Fabius issued the call at a Cairo press conference after talks with Egyptian President Abdel Fattah al-Sisi, who is rallying international support for Cairo's ceasefire proposal while isolating Hamas.
The government of Sisi, a former army chief elected after ousting an Islamist president last year, has accused the Palestinian Islamist movement Hamas which runs Gaza of supporting militants on its own territory and has balked at giving in to their ceasefire demands.
"The ceasefire is an urgent imperative," said Fabius, as the death toll mounted to 318 Palestinians and two Israelis in the 12-day Gaza conflict which Israel's military launched with the declared aim of halting cross-border rocket fire by Hamas militants.
The French government "fully" back Egypt's proposal, Fabius reiterated.
The truce plan, which Egypt had proposed take effect last Tuesday, calls for a ceasefire followed by indirect negotiations between Israel and Hamas.
But Hamas insists on negotiating key demands such as a guarantee to lift the blockade on Gaza's border crossings before it halts its rocket fire.
"The absolute priority is a ceasefire, but it must guarantee a lasting truce," Fabius said, adding that it should take into account "Israel's security" and Palestinian demands.
The foreign minister said he would meet Israeli Prime Minister Benjamin Netanyahu on Saturday night, following a stopover in Amman.
Fabius has said that Palestinian president Mahmud Abbas, the West Bank leader supported by Sisi, asked for French help in lobbying Qatar and Turkey, which have good ties with Hamas, to pressure the militants.

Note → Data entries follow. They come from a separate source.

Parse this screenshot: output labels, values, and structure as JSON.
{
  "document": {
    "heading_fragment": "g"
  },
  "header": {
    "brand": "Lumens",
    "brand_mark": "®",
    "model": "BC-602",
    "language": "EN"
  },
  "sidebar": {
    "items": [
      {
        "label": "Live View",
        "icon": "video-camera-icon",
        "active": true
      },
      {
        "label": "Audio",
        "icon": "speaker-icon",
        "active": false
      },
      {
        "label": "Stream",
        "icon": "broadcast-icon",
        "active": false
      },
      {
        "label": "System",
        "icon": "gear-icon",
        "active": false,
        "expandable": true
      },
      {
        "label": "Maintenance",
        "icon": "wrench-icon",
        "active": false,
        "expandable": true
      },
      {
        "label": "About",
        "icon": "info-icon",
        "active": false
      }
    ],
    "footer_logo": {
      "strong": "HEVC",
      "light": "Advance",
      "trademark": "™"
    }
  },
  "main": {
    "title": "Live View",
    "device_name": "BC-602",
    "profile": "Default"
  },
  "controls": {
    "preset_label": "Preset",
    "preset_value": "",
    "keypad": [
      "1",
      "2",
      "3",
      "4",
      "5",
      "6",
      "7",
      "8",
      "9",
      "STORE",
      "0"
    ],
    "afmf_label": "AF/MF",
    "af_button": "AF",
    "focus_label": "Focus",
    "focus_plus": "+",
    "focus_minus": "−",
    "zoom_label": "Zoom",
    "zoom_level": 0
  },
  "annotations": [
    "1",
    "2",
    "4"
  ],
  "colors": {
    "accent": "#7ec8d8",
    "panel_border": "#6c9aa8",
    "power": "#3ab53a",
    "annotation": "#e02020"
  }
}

Egypt has rejected Hamas demands to involve Turkey and Qatar -- both regional rivals to the new government in Cairo -- in the ceasefire efforts, Palestinian officials said.
"We are having a series of contacts today with all those who can influence that, notably Qataris and Turks," Fabius told reporters.
On Friday, Egyptian Foreign Minister Sameh Shoukri said his government's proposal still stood and had the backing of the international community and the Arab League.